Vivado logs are usually 5–50 MB and 95% noise. This skill runs
`scripts/analyze.py <log-path>` which extracts only:

- `ERROR:` and `CRITICAL WARNING:` lines (Vivado's "this is why it failed").
- Timing summary endpoints with negative slack.
- Resource utilization rows above 95% (BRAM, LUT, DSP, URAM exhaustion).
- DRC violations (UCIO-1, LUTLP-1, NSTD-1, etc.).
- IP licensing failures (`ERROR: [Common 17-69]`).
- Missing constraint file errors.

It groups by failure category and prints **at most ~80 lines** so you can hand
the result to the user or reason about it without burning context.

## How to use

```bash
python3 .claude/skills/vivado-log-analyzer/scripts/analyze.py <path-to-log>
```

`<path-to-log>` can be any of:

- A single `.log` or `.rpt` file
- A Vivado project's `*.runs/` directory (script will walk it)
- A build output directory (`output/build/...`)

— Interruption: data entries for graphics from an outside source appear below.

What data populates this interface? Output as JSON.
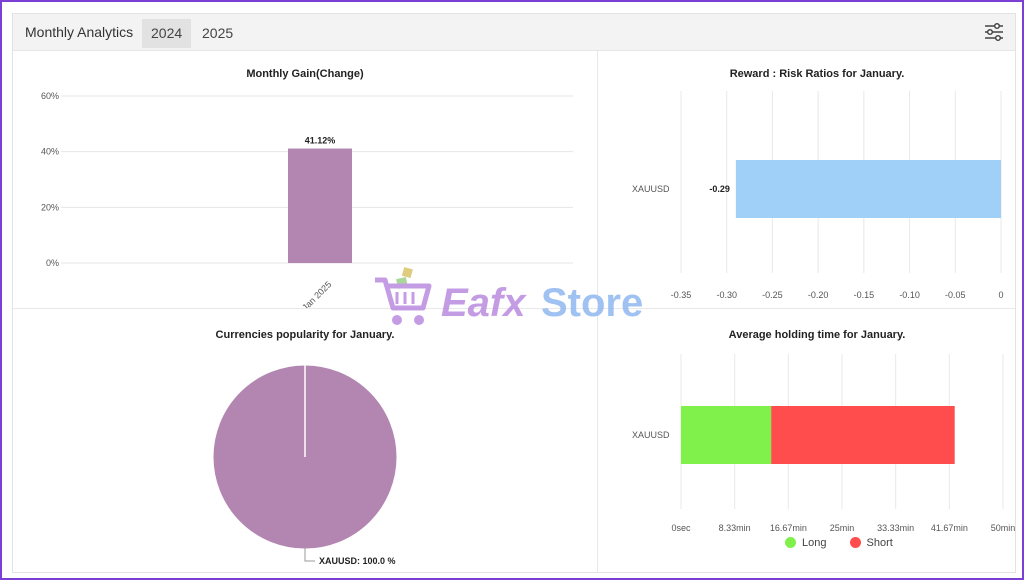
{
  "header": {
    "title": "Monthly Analytics",
    "tabs": [
      {
        "label": "2024",
        "active": true
      },
      {
        "label": "2025",
        "active": false
      }
    ],
    "settings_icon": "sliders-icon"
  },
  "watermark": {
    "text_left": "Eafx",
    "text_right": "Store",
    "icon": "cart-icon"
  },
  "chart_data": [
    {
      "type": "bar",
      "title": "Monthly Gain(Change)",
      "categories": [
        "Jan 2025"
      ],
      "values": [
        41.12
      ],
      "data_labels": [
        "41.12%"
      ],
      "yticks": [
        "0%",
        "20%",
        "40%",
        "60%"
      ],
      "ylim": [
        0,
        60
      ],
      "color": "#b286b1",
      "grid": true
    },
    {
      "type": "bar",
      "orientation": "horizontal",
      "title": "Reward : Risk Ratios for January.",
      "categories": [
        "XAUUSD"
      ],
      "values": [
        -0.29
      ],
      "data_labels": [
        "-0.29"
      ],
      "xticks": [
        "-0.35",
        "-0.30",
        "-0.25",
        "-0.20",
        "-0.15",
        "-0.10",
        "-0.05",
        "0"
      ],
      "xlim": [
        -0.35,
        0
      ],
      "color": "#a0cff7",
      "grid": true
    },
    {
      "type": "pie",
      "title": "Currencies popularity for January.",
      "labels": [
        "XAUUSD"
      ],
      "values": [
        100.0
      ],
      "data_labels": [
        "XAUUSD: 100.0 %"
      ],
      "color": "#b286b1"
    },
    {
      "type": "bar",
      "orientation": "horizontal",
      "stacked": true,
      "title": "Average holding time for January.",
      "categories": [
        "XAUUSD"
      ],
      "series": [
        {
          "name": "Long",
          "values": [
            14
          ],
          "color": "#80f04a"
        },
        {
          "name": "Short",
          "values": [
            28.5
          ],
          "color": "#ff4d4d"
        }
      ],
      "xticks": [
        "0sec",
        "8.33min",
        "16.67min",
        "25min",
        "33.33min",
        "41.67min",
        "50min"
      ],
      "xlim": [
        0,
        50
      ],
      "legend": "bottom",
      "grid": true
    }
  ]
}
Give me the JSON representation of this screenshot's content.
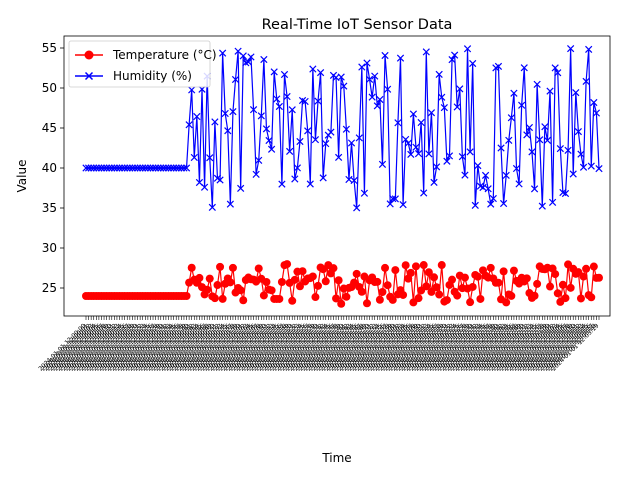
{
  "chart_data": {
    "type": "line",
    "title": "Real-Time IoT Sensor Data",
    "xlabel": "Time",
    "ylabel": "Value",
    "ylim": [
      21.5,
      56.5
    ],
    "yticks": [
      25,
      30,
      35,
      40,
      45,
      50,
      55
    ],
    "grid": false,
    "legend_position": "top-left",
    "point_count": 200,
    "baseline_points": 40,
    "series": [
      {
        "name": "Temperature (°C)",
        "color": "#ff0000",
        "marker": "circle",
        "baseline_value": 24,
        "value_range": [
          23,
          28
        ]
      },
      {
        "name": "Humidity (%)",
        "color": "#0000ff",
        "marker": "x",
        "baseline_value": 40,
        "value_range": [
          35,
          55
        ]
      }
    ]
  }
}
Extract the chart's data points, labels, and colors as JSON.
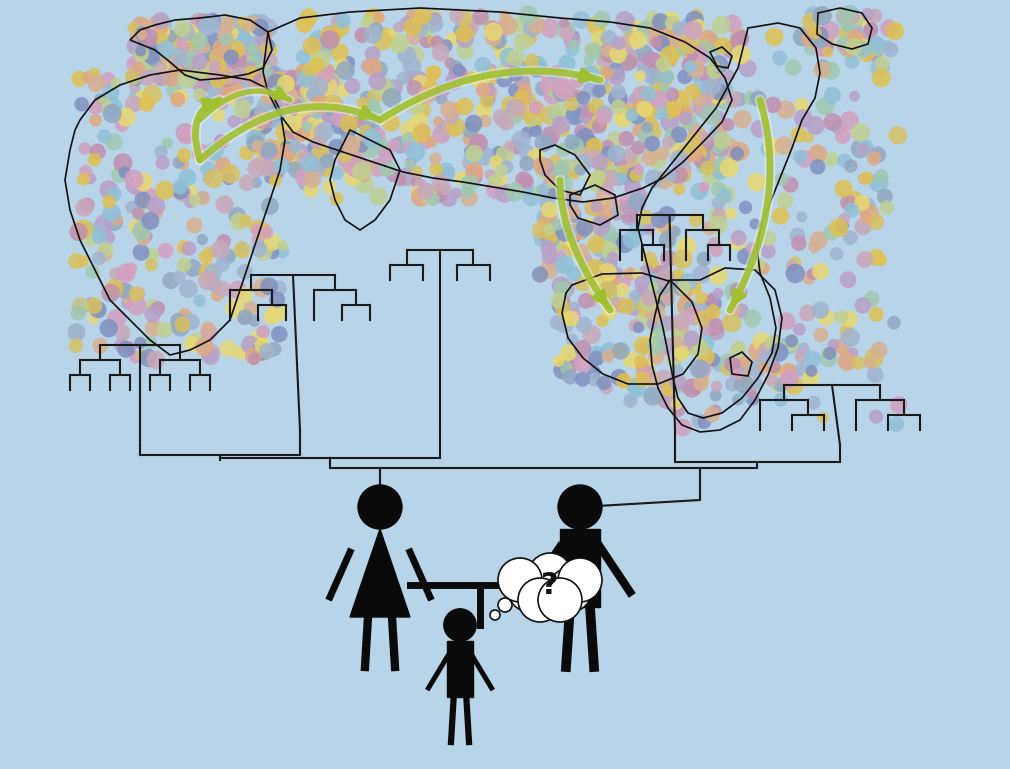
{
  "background_color": "#b8d4e8",
  "figure_width": 10.1,
  "figure_height": 7.69,
  "dpi": 100,
  "map_colors": [
    "#d4a0c0",
    "#a0b4d0",
    "#e8d870",
    "#c090b0",
    "#8090c0",
    "#e0c050",
    "#b8a0c8",
    "#90a8c0",
    "#d8c060",
    "#c8a8b8"
  ],
  "arrow_color": "#a0c030",
  "tree_color": "#1a1a1a",
  "figure_color": "#0a0a0a"
}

If the user hasn't given a path, look first in `output/`, then in
`build/`, then in any `*.runs/synth_1/` or `*.runs/impl_1/` directory.

## After analysis

1. Print the categorized summary the script produced.
2. **Do not** re-read the raw log unless the summary is empty or the user asks
for a specific line context. Re-reading defeats the purpose of the skill.
3. If timing is the failure category, point the user at
`src/templating/timing_constraints/` and any board-specific `.xdc` files.
4. If resource exhaustion is the failure category, the fix is almost always in
`src/templates/sv/` (template bloat) or in board selection
(`src/file_management/board_discovery.py` — wrong FPGA part).
5. If IP licensing or "missing IP" errors appear, check the Containerfile and
confirm the build is using a licensed Vivado image.

## Anti-patterns

- Do not paste the raw Vivado log back to the user. They already have it.
- Do not run this on logs smaller than ~500 lines — just read them directly.
- Do not try to "fix" timing failures by widening constraints without
understanding the constraint origin (`src/templating/timing_constraints/`
generates them; constraints are tied to donor profile).